I
educar os olhos; cegá-los
aprender tudo pelo mar, que espelha o céu — que não tem fim
deus é a terceira margem
a partícula de sal, o grão de areia
os chineses colocavam pérolas nas bocas de seus mortos, para que fizessem boa travessia
no mesmo mar de eternamente, da pérola de eternamente, o barco não cessa de partir
há no méxico uma espécie de borboleta que tem asas transparentes; chama-se “greta oto”

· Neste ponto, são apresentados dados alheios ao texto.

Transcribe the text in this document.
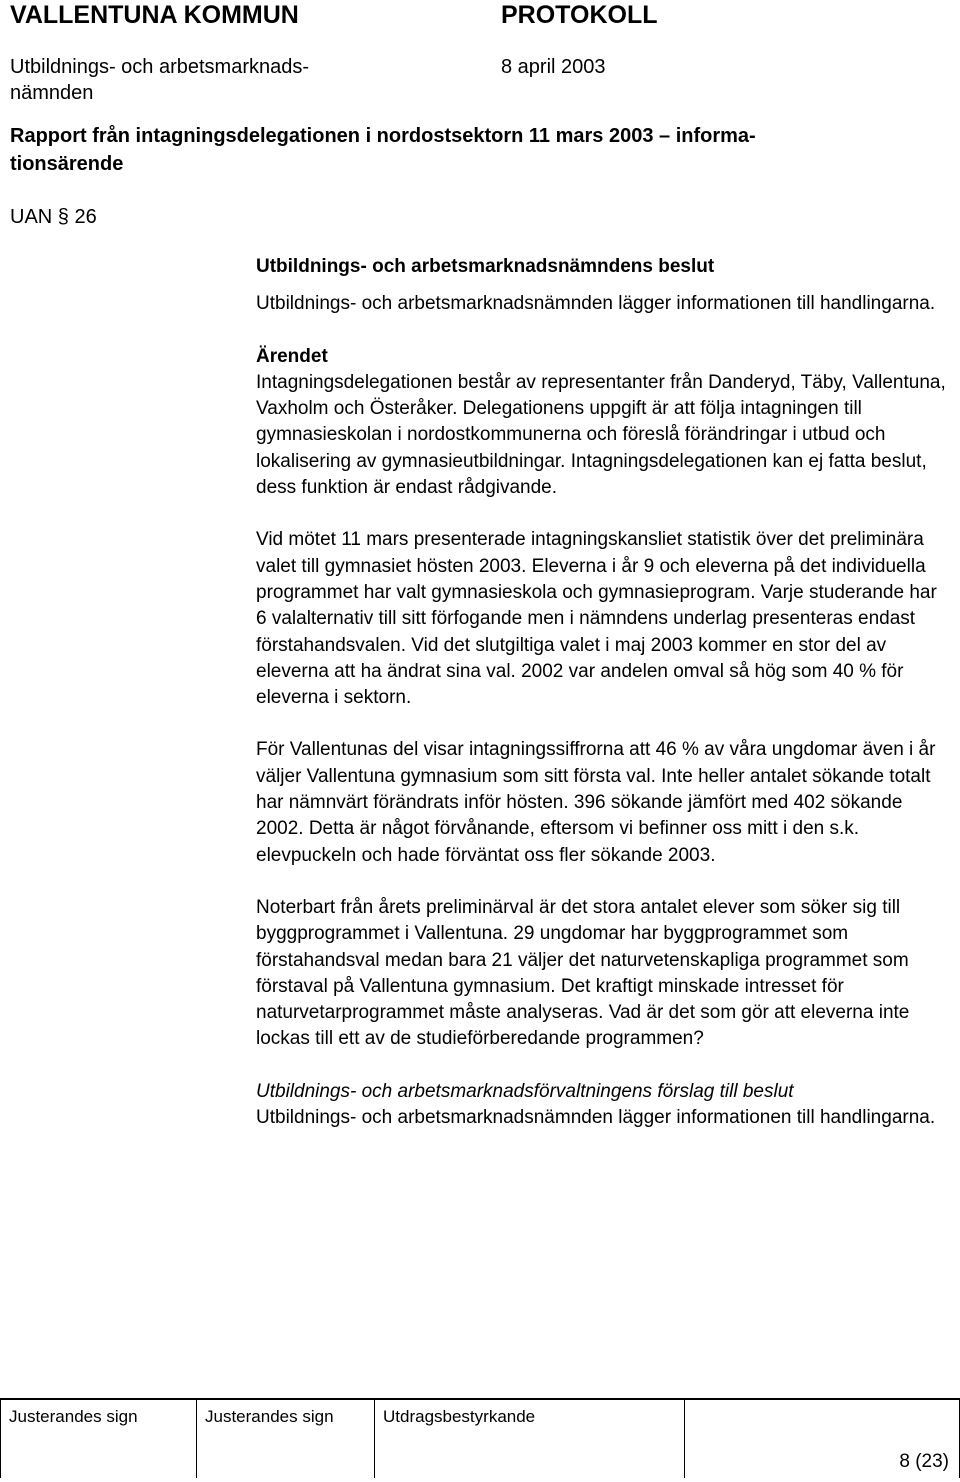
VALLENTUNA KOMMUN	PROTOKOLL
Utbildnings- och arbetsmarknads-
nämnden
8 april 2003
Rapport från intagningsdelegationen i nordostsektorn 11 mars 2003 – informa-
tionsärende
UAN § 26

Utbildnings- och arbetsmarknadsnämndens beslut

Utbildnings- och arbetsmarknadsnämnden lägger informationen till handlingarna.

Ärendet

Intagningsdelegationen består av representanter från Danderyd, Täby, Vallentuna, Vaxholm och Österåker. Delegationens uppgift är att följa intagningen till gymnasieskolan i nordostkommunerna och föreslå förändringar i utbud och lokalisering av gymnasieutbildningar. Intagningsdelegationen kan ej fatta beslut, dess funktion är endast rådgivande.

Vid mötet 11 mars presenterade intagningskansliet statistik över det preliminära valet till gymnasiet hösten 2003. Eleverna i år 9 och eleverna på det individuella programmet har valt gymnasieskola och gymnasieprogram. Varje studerande har 6 valalternativ till sitt förfogande men i nämndens underlag presenteras endast förstahandsvalen. Vid det slutgiltiga valet i maj 2003 kommer en stor del av eleverna att ha ändrat sina val. 2002 var andelen omval så hög som 40 % för eleverna i sektorn.

För Vallentunas del visar intagningssiffrorna att 46 % av våra ungdomar även i år väljer Vallentuna gymnasium som sitt första val. Inte heller antalet sökande totalt har nämnvärt förändrats inför hösten. 396 sökande jämfört med 402 sökande 2002. Detta är något förvånande, eftersom vi befinner oss mitt i den s.k. elevpuckeln och hade förväntat oss fler sökande 2003.

Noterbart från årets preliminärval är det stora antalet elever som söker sig till byggprogrammet i Vallentuna. 29 ungdomar har byggprogrammet som förstahandsval medan bara 21 väljer det naturvetenskapliga programmet som förstaval på Vallentuna gymnasium. Det kraftigt minskade intresset för naturvetarprogrammet måste analyseras. Vad är det som gör att eleverna inte lockas till ett av de studieförberedande programmen?

Utbildnings- och arbetsmarknadsförvaltningens förslag till beslut

Utbildnings- och arbetsmarknadsnämnden lägger informationen till handlingarna.

Justerandes sign	Justerandes sign	Utdragsbestyrkande
8 (23)
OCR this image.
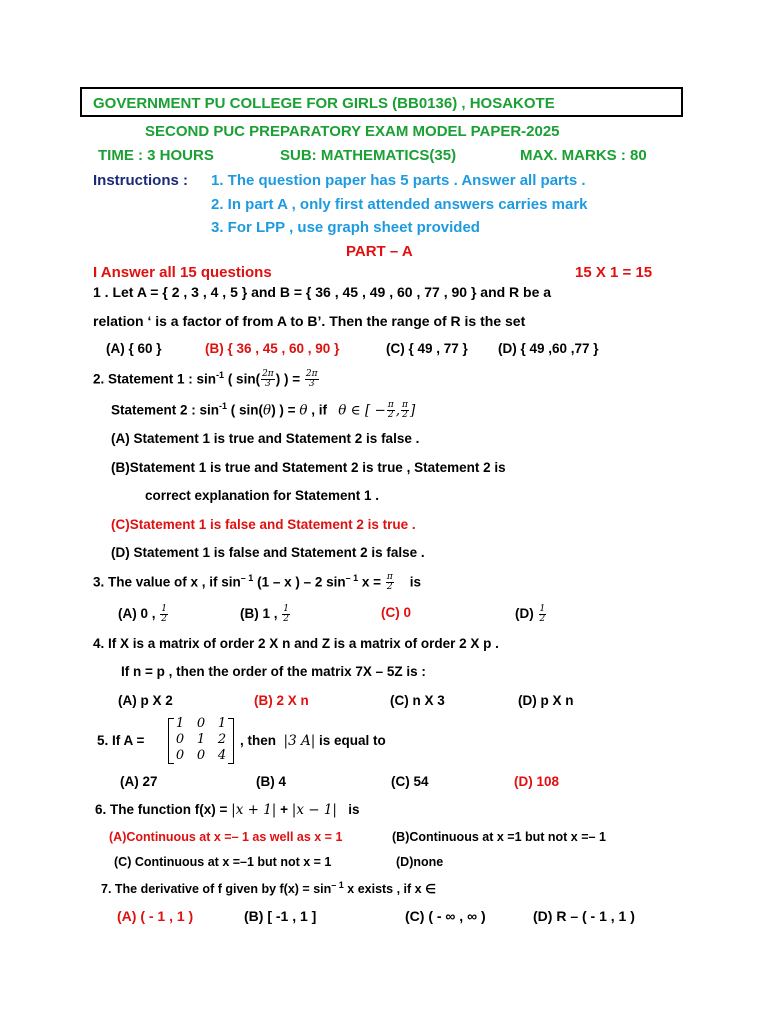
GOVERNMENT PU COLLEGE FOR GIRLS (BB0136) , HOSAKOTE
SECOND PUC PREPARATORY EXAM MODEL PAPER-2025
TIME : 3 HOURS	SUB: MATHEMATICS(35)	MAX. MARKS : 80
Instructions : 1. The question paper has 5 parts . Answer all parts .
2. In part A , only first attended answers carries mark
3. For LPP , use graph sheet provided
PART – A
I Answer all 15 questions	15 X 1 = 15
1 . Let A = { 2 , 3 , 4 , 5 } and B = { 36 , 45 , 49 , 60 , 77 , 90 } and R be a
relation ‘ is a factor of from A to B’. Then the range of R is the set
(A) { 60 }	(B) { 36 , 45 , 60 , 90 }	(C) { 49 , 77 } (D) { 49 ,60 ,77 }
2. Statement 1 : $\sin^{-1}$ ( $\sin( \frac{2\pi}{3}$ ) ) = $\frac{2\pi}{3}$
Statement 2 : $\sin^{-1}$ ( sin(θ) ) = θ , if θ ∈ [ − $\frac{\pi}{2}$ , $\frac{\pi}{2}$ ]
(A) Statement 1 is true and Statement 2 is false .
(B)Statement 1 is true and Statement 2 is true , Statement 2 is
correct explanation for Statement 1 .
(C)Statement 1 is false and Statement 2 is true .
(D) Statement 1 is false and Statement 2 is false .
3. The value of x , if $\sin^{- 1} (1$ – x ) – 2 $\sin^{- 1} x = \frac{\pi}{2}$ is
(A) 0 , $\frac{1}{2}$	(B) 1 , $\frac{1}{2}$	(C) 0	$(D) \frac{1}{2}$
4. If X is a matrix of order 2 X n and Z is a matrix of order 2 X p .
If n = p , then the order of the matrix 7X – 5Z is :
(A) p X 2	(B) 2 X n	(C) n X 3	(D) p X n
5. If A =
1 0 1
0 1 2
0 0 4
, then |3 A| is equal to
(A) 27	(B) 4	(C) 54	(D) 108
6. The function f(x) = |x + 1| + |x − 1| is
(A)Continuous at x =– 1 as well as x = 1	(B)Continuous at x =1 but not x =– 1
(C) Continuous at x =–1 but not x = 1	(D)none
7. The derivative of f given by $f(x) = \sin^{- 1} x$ exists , if x ∈
(A) ( - 1 , 1 )	(B) [ -1 , 1 ]	(C) ( - ∞ , ∞ )	(D) R – ( - 1 , 1 )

tudo terá valido a pena se antes de morrer eu puder ver um segundo de mundo pela asa de uma borboleta
II
vento sobre vento: é o que diz o i ching, hexagrama 57
li em algum lugar que o i ching está entre os livros mais antigos da humanidade, tendo pelo menos três mil anos de existência
a libélula some do meu campo de vista
uma das hipóteses sobre a origem do nome “libélula” é de que ele viria do termo latino “liber”. também daí surgiu “livro”
vento sobre vento
na palavra, o silêncio: amar e morrer
o ideal de um livro é que seja escrito numa asa
III
o fim de uma estação
as janelas semiabertas, as casas. a chuva, que parou há pouco
o céu nascendo e morrendo tantas vezes à superfície de uma poça d’água, na calçada
os espelhos
a promessa de dias novos orientando aquele que atravessa uma cidade ou um deserto
os rostos, os rastros
as cinzas dos nossos mortos espargidas
o pó que se espalha no voo da mariposa
Mar Becker (Marceli Andresa Becker) nasceu em Passo Fundo (RS) e atualmente mora em São Paulo (SP). Tem formação em Filosofia (UPF) e Especialização em Epistemologia e Metafísica (UFFS). Ainda não publicou livro.